The good news: the coverage gap is closable. A specialist international income protection policy applied for before you leave the US can replace most or all of your lost income during a long-term disability, with no foreign residency limitation. The cost is a small monthly premium against the full financial risk of losing your ability to earn.
Sources checked, June 2025: SSA International Payments Program; Policygenius — Disability Insurance While Living Abroad; William Russell International Income Protection; Expat Financial Expatriate Disability Insurance.
This article is for informational purposes only and does not constitute insurance or financial advice. Disability insurance terms vary widely by carrier, policy, and jurisdiction. Consult a licensed insurance advisor and a tax professional familiar with your country of residence before making any coverage decisions.
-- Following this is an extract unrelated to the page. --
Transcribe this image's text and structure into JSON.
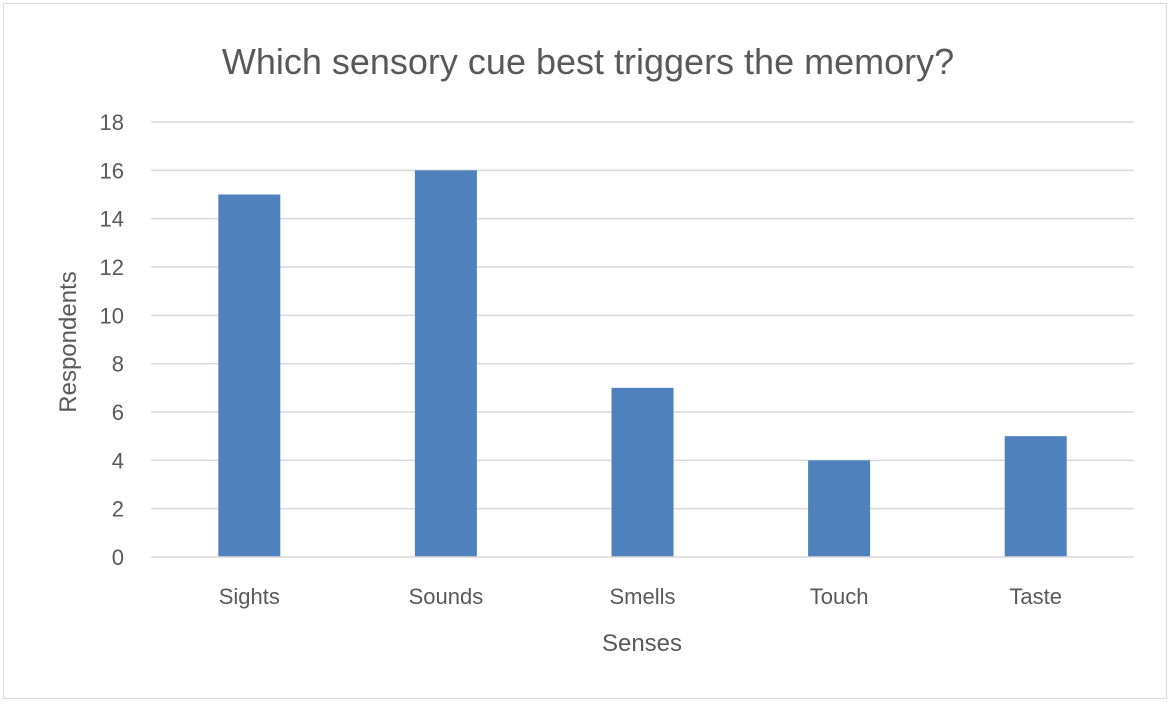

Frequently asked questions
Does my US employer disability policy cover me if I move abroad?
Usually not for long. Most group long-term disability policies include a foreign residency limitation that either caps benefits at 12 months abroad or voids coverage once you establish residency outside the US. Read your full policy document—not the summary—and get written confirmation from your carrier before relying on it abroad.
Can I receive SSDI while living in another country?
Yes, US citizens who are already approved for SSDI can receive payments in over 150 countries via direct deposit. Payments cannot be sent to Cuba, North Korea, or several former Soviet republics. You must still meet continuing disability review requirements and stay below the $1,620/month Substantial Gainful Activity threshold for 2025.
What international disability insurance is available for expats?
Specialist providers include William Russell (up to 80% income replacement, $144,000/yr max), Petersen International Underwriters (up to $25,000/month, Lloyd's underwritten), and Clements Worldwide. Work with an independent broker like Expat Financial who can compare multiple international carriers, as these products are not sold through standard US channels.
This guide is general information, not personalized tax, legal, or investment advice. Rules change; verify current thresholds with official sources or a qualified professional before acting.